How to choose the right model?
You might encounter a variety of models shared on various social media platforms, or on AI model-sharing websites. Websites like Civitai (opens in a new tab) might offer thousands of models for download.
Many people may wonder, which model is right for me? This blog post will share some of my thoughts on the matter.
1. Determine the Model Type
First, you need to determine your needs, and then download different models based on those needs.
Depending on your requirements, common types of models include:
- Base Models: The most common AI text-to-image models that generate images based on your text prompts. Examples include Stable Diffusion v1.5, Stable Diffusion XL, etc.

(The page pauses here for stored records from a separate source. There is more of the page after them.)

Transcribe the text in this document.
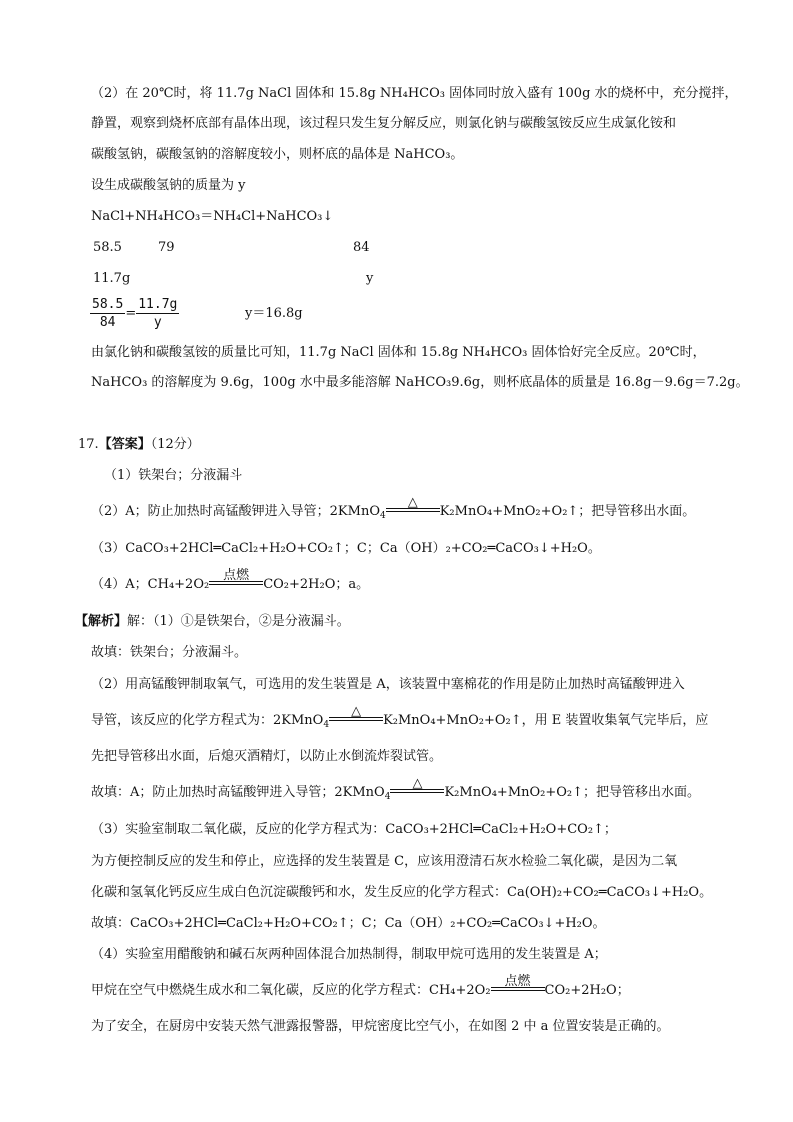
（2）在 20℃时，将 11.7g NaCl 固体和 15.8g NH₄HCO₃ 固体同时放入盛有 100g 水的烧杯中，充分搅拌，
静置，观察到烧杯底部有晶体出现，该过程只发生复分解反应，则氯化钠与碳酸氢铵反应生成氯化铵和
碳酸氢钠，碳酸氢钠的溶解度较小，则杯底的晶体是 NaHCO₃。
设生成碳酸氢钠的质量为 y
NaCl+NH₄HCO₃＝NH₄Cl+NaHCO₃↓
58.5	79	84
11.7g	y
$\frac{58.5}{84} = \frac{11.7g}{y}$	y＝16.8g
由氯化钠和碳酸氢铵的质量比可知，11.7g NaCl 固体和 15.8g NH₄HCO₃ 固体恰好完全反应。20℃时，
NaHCO₃ 的溶解度为 9.6g，100g 水中最多能溶解 NaHCO₃9.6g，则杯底晶体的质量是 16.8g－9.6g＝7.2g。
17.【答案】（12分）
（1）铁架台；分液漏斗
（2）A；防止加热时高锰酸钾进入导管；2KMnO$_4$
△
K₂MnO₄+MnO₂+O₂↑；把导管移出水面。
（3）CaCO₃+2HCl═CaCl₂+H₂O+CO₂↑；C；Ca（OH）₂+CO₂═CaCO₃↓+H₂O。
（4）A；CH₄+2O₂
点燃
CO₂+2H₂O；a。
【解析】解：（1）①是铁架台，②是分液漏斗。
故填：铁架台；分液漏斗。
（2）用高锰酸钾制取氧气，可选用的发生装置是 A，该装置中塞棉花的作用是防止加热时高锰酸钾进入
导管，该反应的化学方程式为：2KMnO$_4$
△
K₂MnO₄+MnO₂+O₂↑，用 E 装置收集氧气完毕后，应
先把导管移出水面，后熄灭酒精灯，以防止水倒流炸裂试管。
故填：A；防止加热时高锰酸钾进入导管；2KMnO$_4$
△
K₂MnO₄+MnO₂+O₂↑；把导管移出水面。
（3）实验室制取二氧化碳，反应的化学方程式为：CaCO₃+2HCl═CaCl₂+H₂O+CO₂↑；
为方便控制反应的发生和停止，应选择的发生装置是 C，应该用澄清石灰水检验二氧化碳，是因为二氧
化碳和氢氧化钙反应生成白色沉淀碳酸钙和水，发生反应的化学方程式：Ca(OH)₂+CO₂═CaCO₃↓+H₂O。
故填：CaCO₃+2HCl═CaCl₂+H₂O+CO₂↑；C；Ca（OH）₂+CO₂═CaCO₃↓+H₂O。
（4）实验室用醋酸钠和碱石灰两种固体混合加热制得，制取甲烷可选用的发生装置是 A；
甲烷在空气中燃烧生成水和二氧化碳，反应的化学方程式：CH₄+2O₂
点燃
CO₂+2H₂O；
为了安全，在厨房中安装天然气泄露报警器，甲烷密度比空气小，在如图 2 中 a 位置安装是正确的。
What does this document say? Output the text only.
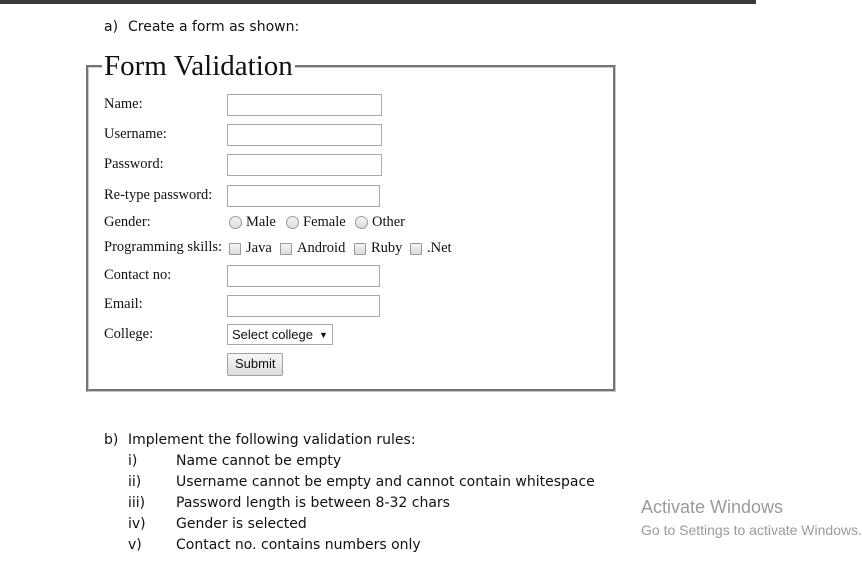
a) Create a form as shown:
Form Validation
Name:
Username:
Password:
Re-type password:
Gender:
Programming skills:
Contact no:
Email:
College:
Male Female Other
Java Android Ruby .Net
Select college ▼
Submit
b) Implement the following validation rules:
i)	Name cannot be empty
ii) Username cannot be empty and cannot contain whitespace
iii) Password length is between 8-32 chars
iv) Gender is selected
v) Contact no. contains numbers only
Activate Windows
Go to Settings to activate Windows.
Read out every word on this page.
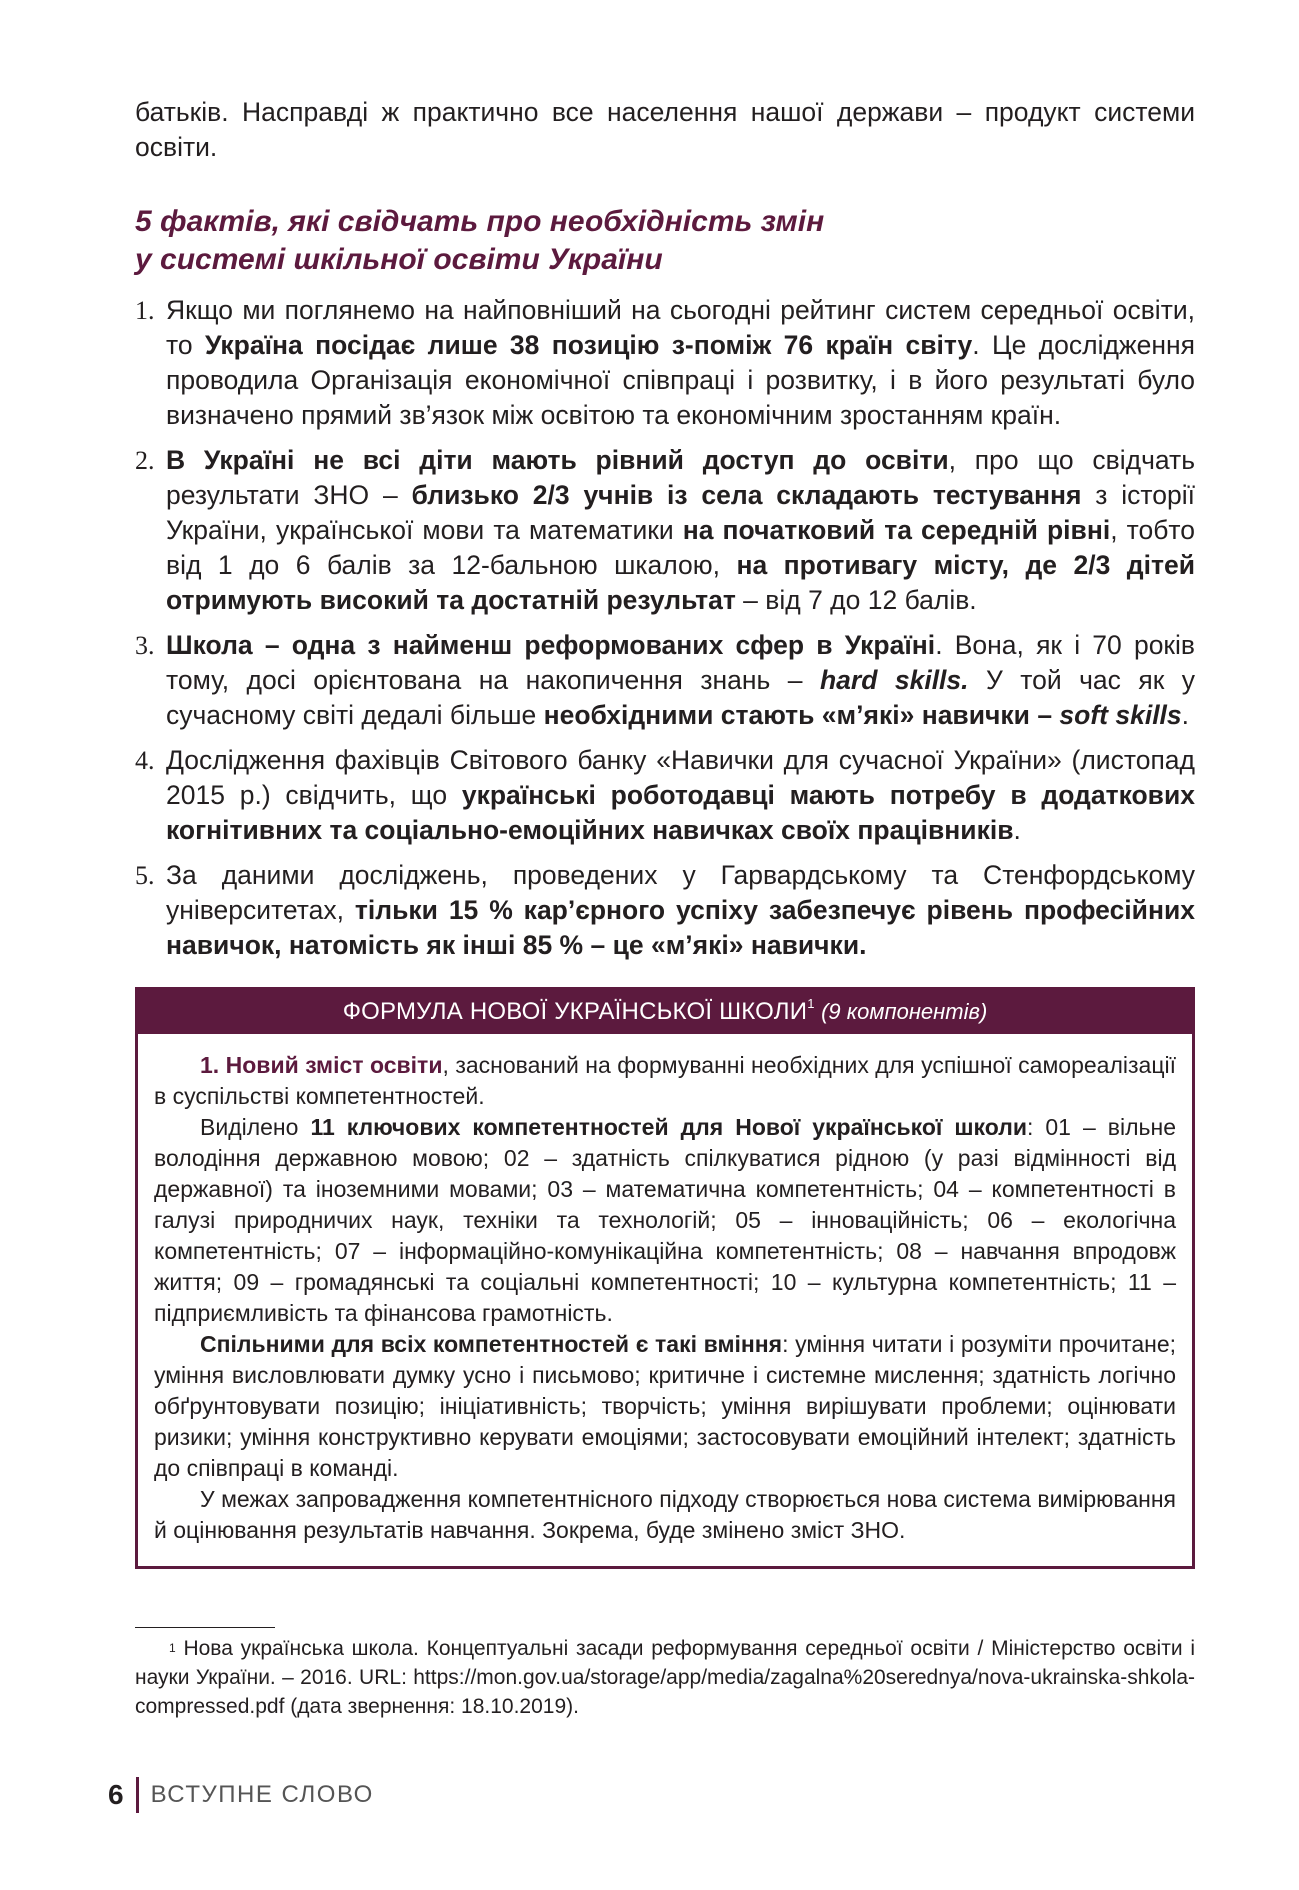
батьків. Насправді ж практично все населення нашої держави – продукт системи освіти.

5 фактів, які свідчать про необхідність змін
у системі шкільної освіти України
1. Якщо ми поглянемо на найповніший на сьогодні рейтинг систем середньої освіти, то Україна посідає лише 38 позицію з-поміж 76 країн світу. Це дослідження проводила Організація економічної співпраці і розвитку, і в його результаті було визначено прямий зв’язок між освітою та економічним зростанням країн.
2. В Україні не всі діти мають рівний доступ до освіти, про що свідчать результати ЗНО – близько 2/3 учнів із села складають тестування з історії України, української мови та математики на початковий та середній рівні, тобто від 1 до 6 балів за 12-бальною шкалою, на противагу місту, де 2/3 дітей отримують високий та достатній результат – від 7 до 12 балів.
3. Школа – одна з найменш реформованих сфер в Україні. Вона, як і 70 років тому, досі орієнтована на накопичення знань – hard skills. У той час як у сучасному світі дедалі більше необхідними стають «м’які» навички – soft skills.
4. Дослідження фахівців Світового банку «Навички для сучасної України» (листопад 2015 р.) свідчить, що українські роботодавці мають потребу в додаткових когнітивних та соціально-емоційних навичках своїх працівників.
5. За даними досліджень, проведених у Гарвардському та Стенфордському університетах, тільки 15 % кар’єрного успіху забезпечує рівень професійних навичок, натомість як інші 85 % – це «м’які» навички.
ФОРМУЛА НОВОЇ УКРАЇНСЬКОЇ ШКОЛИ$^1$ (9 компонентів)

1. Новий зміст освіти, заснований на формуванні необхідних для успішної самореалізації в суспільстві компетентностей.

Виділено 11 ключових компетентностей для Нової української школи: 01 – вільне володіння державною мовою; 02 – здатність спілкуватися рідною (у разі відмінності від державної) та іноземними мовами; 03 – математична компетентність; 04 – компетентності в галузі природничих наук, техніки та технологій; 05 – інноваційність; 06 – екологічна компетентність; 07 – інформаційно-комунікаційна компетентність; 08 – навчання впродовж життя; 09 – громадянські та соціальні компетентності; 10 – культурна компетентність; 11 – підприємливість та фінансова грамотність.

Спільними для всіх компетентностей є такі вміння: уміння читати і розуміти прочитане; уміння висловлювати думку усно і письмово; критичне і системне мислення; здатність логічно обґрунтовувати позицію; ініціативність; творчість; уміння вирішувати проблеми; оцінювати ризики; уміння конструктивно керувати емоціями; застосовувати емоційний інтелект; здатність до співпраці в команді.

У межах запровадження компетентнісного підходу створюється нова система вимірювання й оцінювання результатів навчання. Зокрема, буде змінено зміст ЗНО.

$^1$ Нова українська школа. Концептуальні засади реформування середньої освіти / Міністерство освіти і науки України. – 2016. URL: https://mon.gov.ua/storage/app/media/zagalna%20serednya/nova-ukrainska-shkola-compressed.pdf (дата звернення: 18.10.2019).

6 ВСТУПНЕ СЛОВО
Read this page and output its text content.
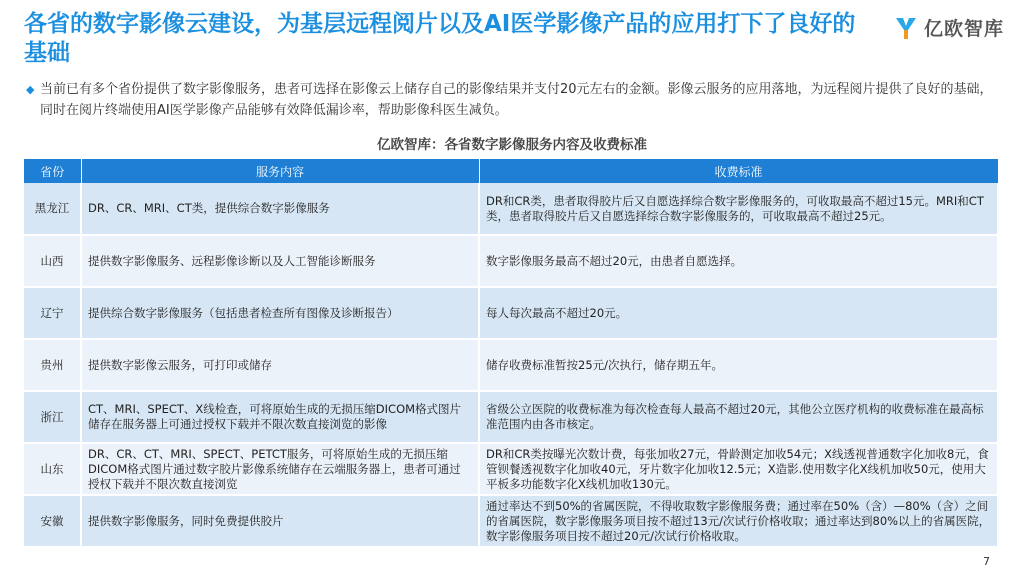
各省的数字影像云建设，为基层远程阅片以及AI医学影像产品的应用打下了良好的基础
亿欧智库
◆ 当前已有多个省份提供了数字影像服务，患者可选择在影像云上储存自己的影像结果并支付20元左右的金额。影像云服务的应用落地，为远程阅片提供了良好的基础，同时在阅片终端使用AI医学影像产品能够有效降低漏诊率，帮助影像科医生减负。
亿欧智库：各省数字影像服务内容及收费标准
省份	服务内容	收费标准
黑龙江	DR、CR、MRI、CT类，提供综合数字影像服务	DR和CR类，患者取得胶片后又自愿选择综合数字影像服务的，可收取最高不超过15元。MRI和CT类，患者取得胶片后又自愿选择综合数字影像服务的，可收取最高不超过25元。
山西	提供数字影像服务、远程影像诊断以及人工智能诊断服务	数字影像服务最高不超过20元，由患者自愿选择。
辽宁	提供综合数字影像服务（包括患者检查所有图像及诊断报告）	每人每次最高不超过20元。
贵州	提供数字影像云服务，可打印或储存	储存收费标准暂按25元/次执行，储存期五年。
浙江	CT、MRI、SPECT、X线检查，可将原始生成的无损压缩DICOM格式图片储存在服务器上可通过授权下载并不限次数直接浏览的影像	省级公立医院的收费标准为每次检查每人最高不超过20元，其他公立医疗机构的收费标准在最高标准范围内由各市核定。
山东	DR、CR、CT、MRI、SPECT、PETCT服务，可将原始生成的无损压缩DICOM格式图片通过数字胶片影像系统储存在云端服务器上，患者可通过授权下载并不限次数直接浏览	DR和CR类按曝光次数计费，每张加收27元，骨龄测定加收54元；X线透视普通数字化加收8元，食管钡餐透视数字化加收40元，牙片数字化加收12.5元；X造影.使用数字化X线机加收50元，使用大平板多功能数字化X线机加收130元。
安徽	提供数字影像服务，同时免费提供胶片	通过率达不到50%的省属医院，不得收取数字影像服务费；通过率在50%（含）—80%（含）之间的省属医院，数字影像服务项目按不超过13元/次试行价格收取；通过率达到80%以上的省属医院，数字影像服务项目按不超过20元/次试行价格收取。
7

- LoRA Models: You can understand these as a kind of filter model. They can generate more special images, like loading a line-art LoRA model in your workflow to generate line-art style images. There are also LoRA models that allow AI to generate images of people with specific appearances, such as some celebrities' LoRA. Using these models allows you to generate specific celebrities' likenesses. It's important to note that these models require a Base Model to work, meaning you need to download a Base Model first before using a corresponding LoRA model.
- Inpainting Models: If you want to modify an image, like to remove an object or to repair an object, then you will need to use an Inpainting model. This type inputs an image and a mask, and the AI repairs the picture based on the mask. This model can be used independently.
- Upscale Models: If you want to enlarge an image, then you will need to use an Upscale model. This model takes an image and a multiplier, and the AI enlarges the image based on the multiplier. This model can also be used independently.
- ControlNet Models: If you want to control the position of an object in an image, or the pose of a person, then you will need to use a ControlNet model. However, similar to the LoRA model, it can't be used without a Base Model.
- Video Generation Models: This type of model turns images into videos based on your text commands.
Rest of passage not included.